ASD’ler bir çok farklı formda görünebilir. Sekundum ASD, primum ASD, Sinüs venozus tipi ASD,  koroner sinüs tipi ASD şeklinde olabilir. En sık septumun orta kısmında yerleşen sekundum ASD görülür.

ASD’lerin tedavisi saptandığı yaş, kalp yetmezliği semptomlarının varlığı ve soldan sağa geçiş derecesine bağlıdır. Sağ kalp boşluklarında genişleme varsa, ASD’si olan hastada beyin damarlarına ya da diğer damarlara pıhtı atması olmuşsa, eforla nefes darlığı oluyorsa veya sağ kalp basınçları artmışsa bu hastalarda kalp deliklerinin kapatılması gerekmektedir. Bu da iki yöntemle yapılmaktadır: Anjiyografik ya da cerrahi operasyon. Bu belirti ve bulguları oluşturmayan küçük ASD’ler genellikle medikal olarak takip edilmektedir. Ostium sekundum ASD’lerin büyük çoğunluğu değişken çap ve şekillerine rağmen anjiyografik kapatmaya elverişlidir. Diğer ASD’ler; ostium primum, sinüs venosus, veya koner sinüs defektleri anjiyografik  kapatmaya uygun değildir ve tedavileri cerrahi operasyondur.

Açık kalp ameliyatı ile  sağ atrium açılır ve mevcut ASD küçükse primer olarak dikilir; orta boy veya genişse, perikard yaması veya sentetik yama ile onarılır. Operasyon ölüm oranı %1'in altında, ve cerrahi sonuçları mükemmeldir. Ritim bozuklukları, akciğere hava dolması (pnömotorax), kanama, kalbin etrafında sıvı toplanması, tamponad , akciğer zarı içinde  sıvı toplanması ve ölüm olası komplikasyonlarıdır.
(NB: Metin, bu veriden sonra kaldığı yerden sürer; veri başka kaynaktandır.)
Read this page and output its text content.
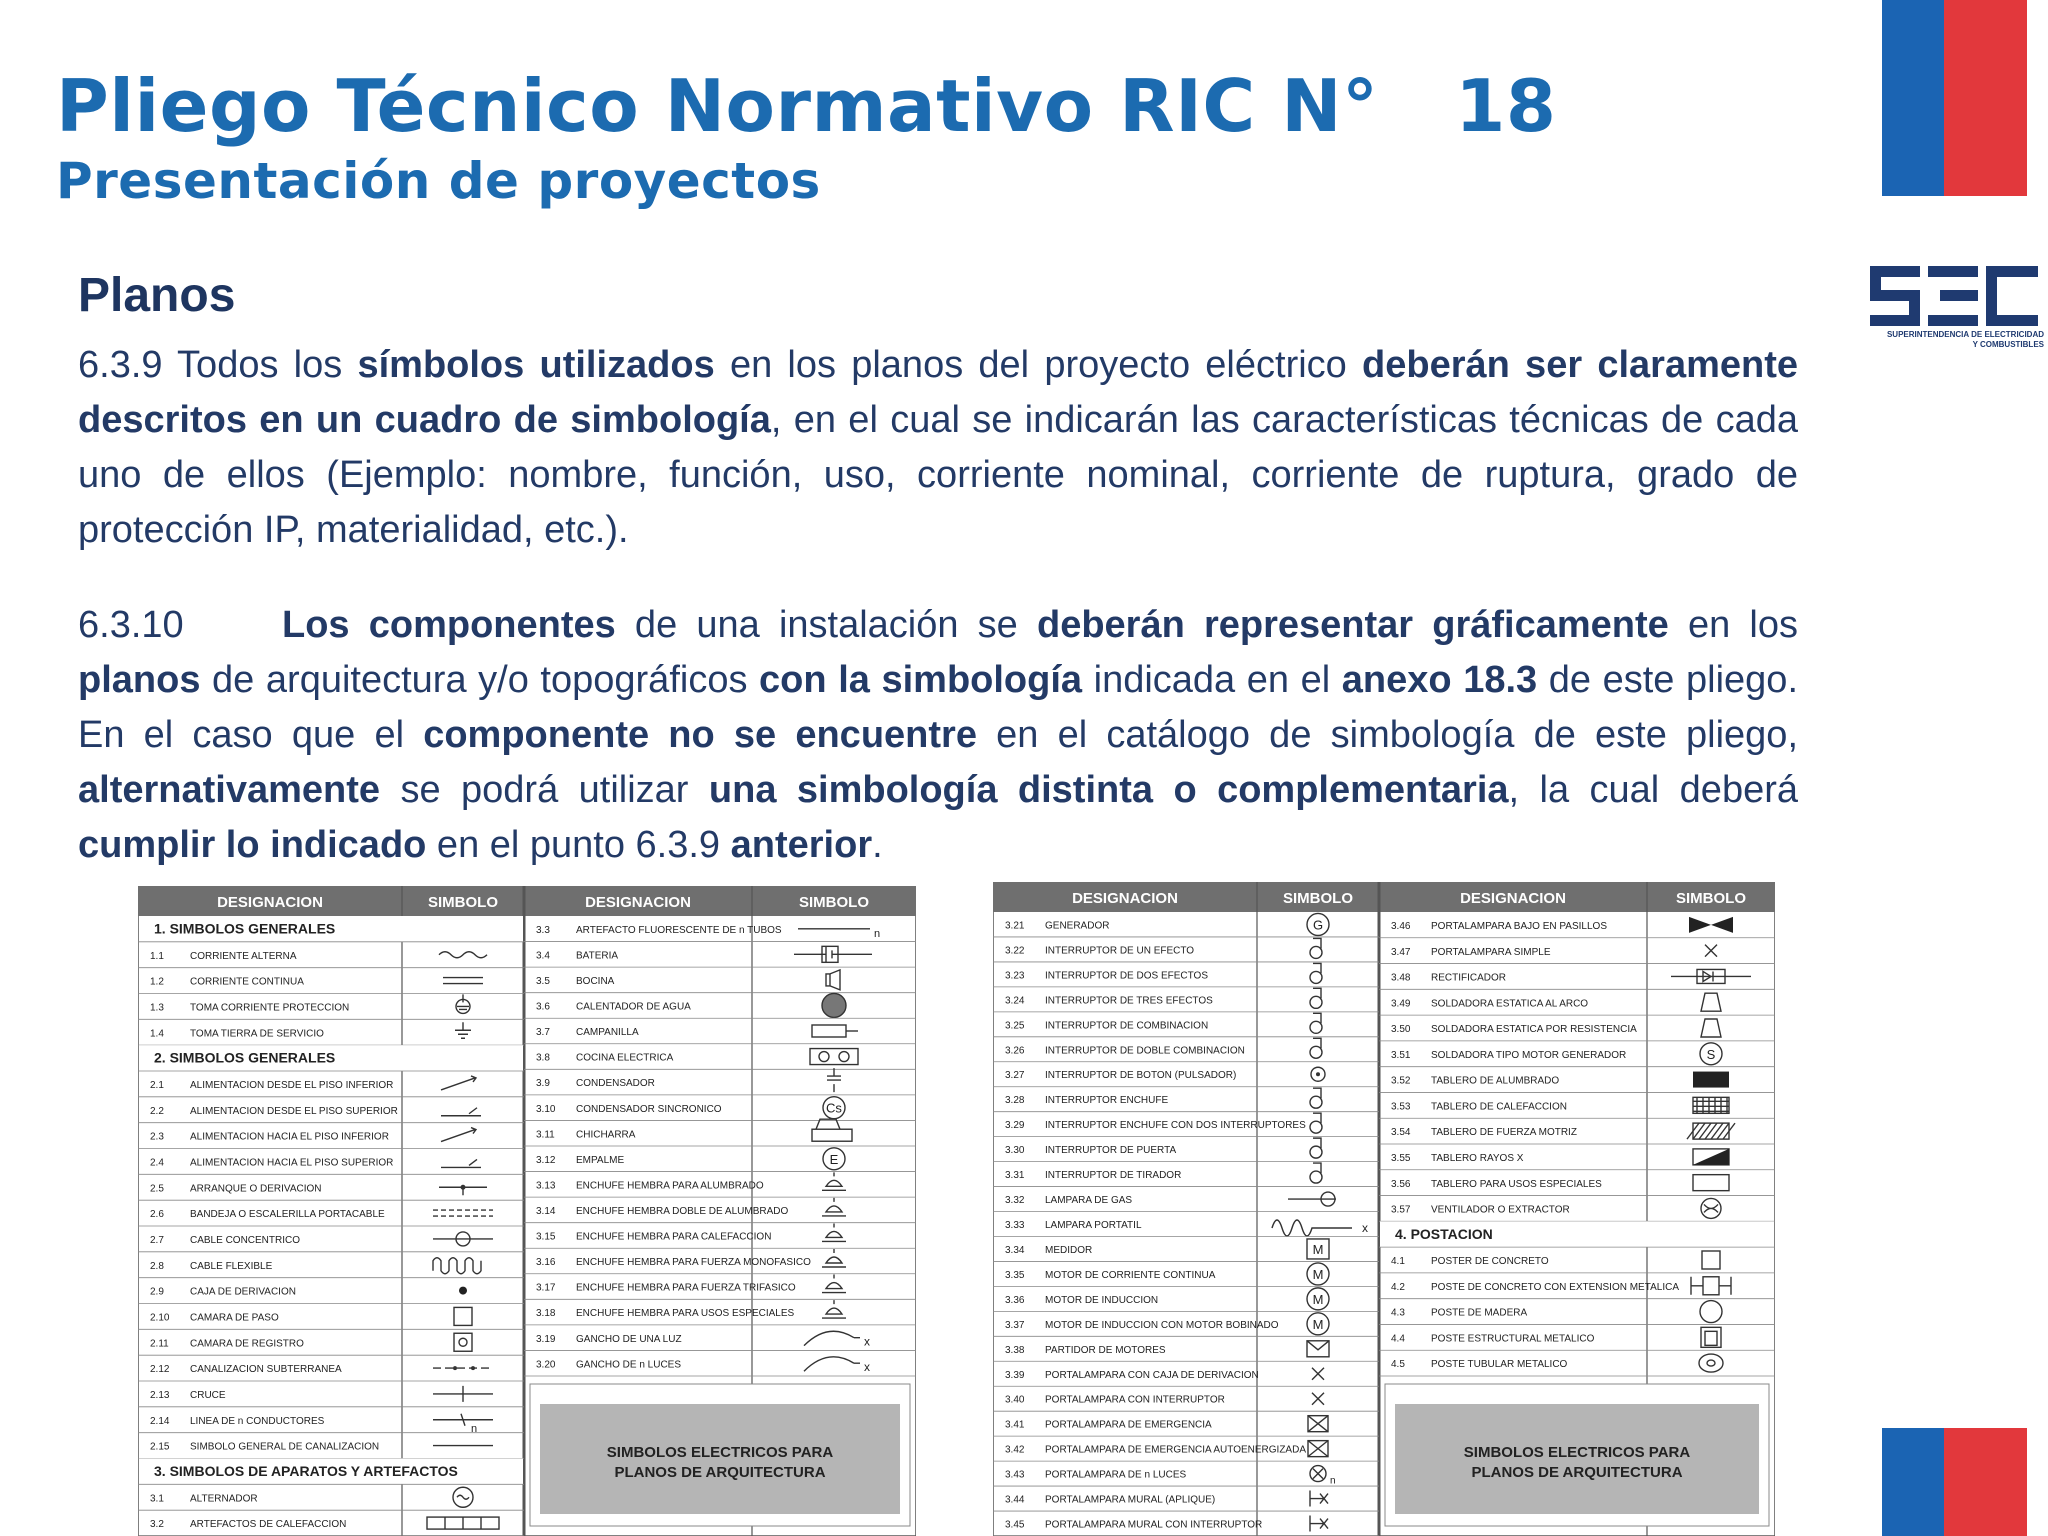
Pliego Técnico Normativo RIC N°   18
Presentación de proyectos
SUPERINTENDENCIA DE ELECTRICIDAD
Y COMBUSTIBLES
Planos

6.3.9 Todos los símbolos utilizados en los planos del proyecto eléctrico deberán ser claramente descritos en un cuadro de simbología, en el cual se indicarán las características técnicas de cada uno de ellos (Ejemplo: nombre, función, uso, corriente nominal, corriente de ruptura, grado de protección IP, materialidad, etc.).

6.3.10	Los componentes de una instalación se deberán representar gráficamente en los planos de arquitectura y/o topográficos con la simbología indicada en el anexo 18.3 de este pliego. En el caso que el componente no se encuentre en el catálogo de simbología de este pliego, alternativamente se podrá utilizar una simbología distinta o complementaria, la cual deberá cumplir lo indicado en el punto 6.3.9 anterior.

DESIGNACION	SIMBOLO	DESIGNACION	SIMBOLO
1. SIMBOLOS GENERALES
1.1	CORRIENTE ALTERNA
1.2	CORRIENTE CONTINUA
1.3	TOMA CORRIENTE PROTECCION
1.4	TOMA TIERRA DE SERVICIO
2. SIMBOLOS GENERALES
2.1	ALIMENTACION DESDE EL PISO INFERIOR
2.2	ALIMENTACION DESDE EL PISO SUPERIOR
2.3	ALIMENTACION HACIA EL PISO INFERIOR
2.4	ALIMENTACION HACIA EL PISO SUPERIOR
2.5	ARRANQUE O DERIVACION
2.6	BANDEJA O ESCALERILLA PORTACABLE
2.7	CABLE CONCENTRICO
2.8	CABLE FLEXIBLE
2.9	CAJA DE DERIVACION
2.10 CAMARA DE PASO
2.11 CAMARA DE REGISTRO
2.12 CANALIZACION SUBTERRANEA
2.13 CRUCE
2.14 LINEA DE n CONDUCTORES
n
2.15 SIMBOLO GENERAL DE CANALIZACION
3. SIMBOLOS DE APARATOS Y ARTEFACTOS
3.1	ALTERNADOR
3.2	ARTEFACTOS DE CALEFACCION
3.3	ARTEFACTO FLUORESCENTE DE n TUBOS	n
3.4	BATERIA
3.5	BOCINA
3.6	CALENTADOR DE AGUA
3.7	CAMPANILLA
3.8	COCINA ELECTRICA
3.9	CONDENSADOR
3.10 CONDENSADOR SINCRONICO	Cs
3.11 CHICHARRA
3.12 EMPALME	E
3.13 ENCHUFE HEMBRA PARA ALUMBRADO
3.14 ENCHUFE HEMBRA DOBLE DE ALUMBRADO
3.15 ENCHUFE HEMBRA PARA CALEFACCION
3.16 ENCHUFE HEMBRA PARA FUERZA MONOFASICO
3.17 ENCHUFE HEMBRA PARA FUERZA TRIFASICO
3.18 ENCHUFE HEMBRA PARA USOS ESPECIALES
3.19 GANCHO DE UNA LUZ	x
3.20 GANCHO DE n LUCES	x
SIMBOLOS ELECTRICOS PARA
PLANOS DE ARQUITECTURA
DESIGNACION	SIMBOLO	DESIGNACION	SIMBOLO
3.21 GENERADOR	G
3.22 INTERRUPTOR DE UN EFECTO
3.23 INTERRUPTOR DE DOS EFECTOS
3.24 INTERRUPTOR DE TRES EFECTOS
3.25 INTERRUPTOR DE COMBINACION
3.26 INTERRUPTOR DE DOBLE COMBINACION
3.27 INTERRUPTOR DE BOTON (PULSADOR)
3.28 INTERRUPTOR ENCHUFE
3.29 INTERRUPTOR ENCHUFE CON DOS INTERRUPTORES
3.30 INTERRUPTOR DE PUERTA
3.31 INTERRUPTOR DE TIRADOR
3.32 LAMPARA DE GAS
3.33 LAMPARA PORTATIL	x
3.34 MEDIDOR	M
3.35 MOTOR DE CORRIENTE CONTINUA	M
3.36 MOTOR DE INDUCCION	M
3.37 MOTOR DE INDUCCION CON MOTOR BOBINADO	M
3.38 PARTIDOR DE MOTORES
3.39 PORTALAMPARA CON CAJA DE DERIVACION
3.40 PORTALAMPARA CON INTERRUPTOR
3.41 PORTALAMPARA DE EMERGENCIA
3.42 PORTALAMPARA DE EMERGENCIA AUTOENERGIZADA
3.43 PORTALAMPARA DE n LUCES
n
3.44 PORTALAMPARA MURAL (APLIQUE)
3.45 PORTALAMPARA MURAL CON INTERRUPTOR
3.46 PORTALAMPARA BAJO EN PASILLOS
3.47 PORTALAMPARA SIMPLE
3.48 RECTIFICADOR
3.49 SOLDADORA ESTATICA AL ARCO
3.50 SOLDADORA ESTATICA POR RESISTENCIA
3.51 SOLDADORA TIPO MOTOR GENERADOR	S
3.52 TABLERO DE ALUMBRADO
3.53 TABLERO DE CALEFACCION
3.54 TABLERO DE FUERZA MOTRIZ
3.55 TABLERO RAYOS X
3.56 TABLERO PARA USOS ESPECIALES
3.57 VENTILADOR O EXTRACTOR
4. POSTACION
4.1	POSTER DE CONCRETO
4.2	POSTE DE CONCRETO CON EXTENSION METALICA
4.3	POSTE DE MADERA
4.4	POSTE ESTRUCTURAL METALICO
4.5	POSTE TUBULAR METALICO
SIMBOLOS ELECTRICOS PARA
PLANOS DE ARQUITECTURA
Son yıllarda, cerrahiye alternatif olarak, seçilmiş olgularda septal oklüder (şemsiye) ile anjiyografik olarak ASD kapatılabilmektedir. Bu yöntemle genellikle sağ kasık toplardamarına yerleştirilen bir kateter içinden teller ve başka yardımcı ve damara zarar vermeyen kateterler kalbin sağ tarafına ilerletilir ve septumdaki delikten sol kalbe geçilir.  Birbirine bir bel ile tutturulmuş iki diskten oluşan bir kapatma cihazının ilk diski sol kalp içinde açılarak çekilir ve deliği sol kalp tarafında kapatması sağlandıktan sonra sağ kalp tarafında diğer disk açılır  ve deliği tam olarak kapattığından ve kalbin sağ ve sol kulakçığı arasında kan geçişinin olmadığından ekokardiyografik olarak emin olunduktan sonra bırakılır. 6 ay içinde cihazın üzeri bir endotel tabakası denen bir doku ile kaplanır. Bu yöntemle hastanede kalış süresi daha azdır ve komplikasyon riski daha düşüktür. Alerjik reaksiyonlar (nikel, antiplatelet ajanlar vs)   ,Enfeksiyonlar, Kanama, Damar yaralanması, Aritmiler ,geçici ya da Kalıcı AV blok, AV kapak yetersizliği, Hava embolisi, İnme ve diğer embolik olaylar, ihaz-ilişkili trombüs, Kardiyak erozyon ya da perforasyon, ostperikardiyotomi sendromu, tamponad, cihazın yerleştirilmesinde başarısızlık, migrasyonu, embolizasyonu (%0,55-%1,7),Rezidüel şantlar ve ölüm  olası komplikasyonlarıdır.

Açık ameliyat ya da anjiyografik olarak onarılmış ASD’li hastaların , tedavi sonrasında ilk 6 ay koruyucu tedavi almaları önerilmektedir. Hastaların beklenmedik komplikasyonlardan korunabilmeleri için yaklaşık 1 yıllık aralıklarla doktor kontrolünde olmaları gerekir. Daha seyrek aralıklarla olmak üzere, bu ameliyat olmuş hastalar için de geçerlidir.